Oskari Kekkonen

Personal information
- Full name: Oskari Johannes Orevillo Kekkonen
- Date of birth: 24 September 1999 (age 26)
- Place of birth: Kotka, Finland
- Height: 1.74 m (5 ft 9 in)
- Position: Midfielder

Team information
- Current team: Sabah

Youth career
- Peli-Karhut
- 2019: SJK Seinäjoki

Senior career*
- Years: Team / Apps / (Gls)
- 2016: KTP / 11 / (0)
- 2016: → Sudet (loan) / 2 / (0)
- 2017–2018: Lahti / 7 / (0)
- 2017: → FC Kuusysi (loan) / 16 / (1)
- 2018: → PKKU (loan) / 5 / (0)
- 2018: → KTP (loan) / 6 / (0)
- 2019: PeKa / 19 / (5)
- 2019–2021: PEPO / 21 / (3)
- 2021: PeKa / 2 / (0)
- 2021–2022: Azkals Development Team / 0 / (0)
- 2022: Kaya-Iloilo / 12 / (0)
- 2023: PK-35 / 6 / (0)
- 2023–2026: Lamphun Warriors / 61 / (1)
- 2026–: Sabah

International career^{‡}
- 2017: Finland U18
- 2021–2022: Philippines U23 / 10 / (1)
- 2021–: Philippines / 13 / (0)

= Oskari Kekkonen =

Association football player (born 1999)

Oskari Johannes Orevillo Kekkonen (born 24 September 1999) is a professional footballer who plays as a midfielder for Malaysian Super League club Sabah. Born in Finland, he plays for the Philippines national team.

==Club career==
Born in Kotka, Finland, to a Filipino mother and a Finnish father, he made his first-team debut for KTP in 2016, at the age of 17. He then played for Sudet, FC Lahti, FC Kuusysi and PKKU.

On 21 July 2018, he re-joined KTP on loan from FC Lahti until the end of the season. In April 2019 it appeared from SJK Seinäjoki's website, that Kekkonen had become a part of the club's U20 squad. He returned to his childhood club, Peli-Karhut, in April 2019. In September 2019, Kekkonen joined PEPO Lappeenranta.

As of October 2021, he was signed with the Azkals Development Team of the Philippines Football League. In his first tournament with the club, they finished as runners-up of the 2021 Copa Paulino Alcantara. In January 2022 he moved to Kaya-Iloilo.

He returned to Finland with PK-35 for the 2023 season.

On 2 July 2023, he signed with Lamphun Warriors for the 2023–24 Thai League 1 Season.
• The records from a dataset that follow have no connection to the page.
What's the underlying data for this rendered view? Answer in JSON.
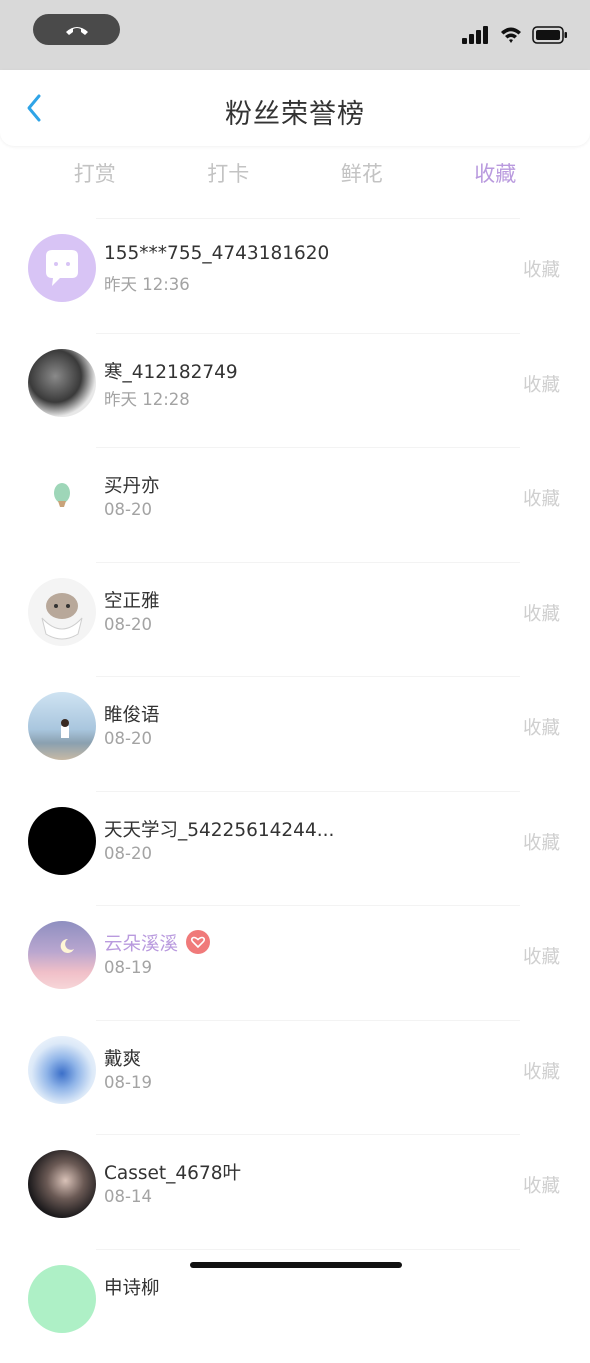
{
  "header": {
    "title": "粉丝荣誉榜"
  },
  "tabs": [
    {
      "label": "打赏"
    },
    {
      "label": "打卡"
    },
    {
      "label": "鲜花"
    },
    {
      "label": "收藏"
    }
  ],
  "active_tab_color": "#b99ade",
  "list": [
    {
      "name": "155***755_4743181620",
      "time": "昨天 12:36",
      "action": "收藏"
    },
    {
      "name": "寒_412182749",
      "time": "昨天 12:28",
      "action": "收藏"
    },
    {
      "name": "买丹亦",
      "time": "08-20",
      "action": "收藏"
    },
    {
      "name": "空正雅",
      "time": "08-20",
      "action": "收藏"
    },
    {
      "name": "睢俊语",
      "time": "08-20",
      "action": "收藏"
    },
    {
      "name": "天天学习_54225614244...",
      "time": "08-20",
      "action": "收藏"
    },
    {
      "name": "云朵溪溪",
      "time": "08-19",
      "action": "收藏"
    },
    {
      "name": "戴爽",
      "time": "08-19",
      "action": "收藏"
    },
    {
      "name": "Casset_4678叶",
      "time": "08-14",
      "action": "收藏"
    },
    {
      "name": "申诗柳",
      "time": "",
      "action": ""
    }
  ]
}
Kekkonen joined Sabah for the 2026–27 Malaysia Super League season.

==International career==
===Finland U18===
Kekkonen played for Finland's under-18 team in the 2017 Baltic Cup. He came on as a 75th minute sub in their opening match where Finland defeated Latvia 4–0.

===Philippines U23===
He then played for the Philippines under-23 team at the 2022 AFC U-23 Asian Cup qualifiers. He made his debut on 25 October 2021, coming on as a 33rd minute substitute in their 3–0 loss to South Korea U23. Kekkonen was included in the 20-man squad for 31st Southeast Asian Games, which was held in Vietnam. Kekkonen scored his first goal for Philippines U23 in a 4–0 win against Timor-Leste.

===Philippines===
Kekkonen was named in the Philippines' squad for the 2020 AFF Championship. He made his senior international debut on 8 December 2021 as a substitute in their 2–1 loss to hosts Singapore.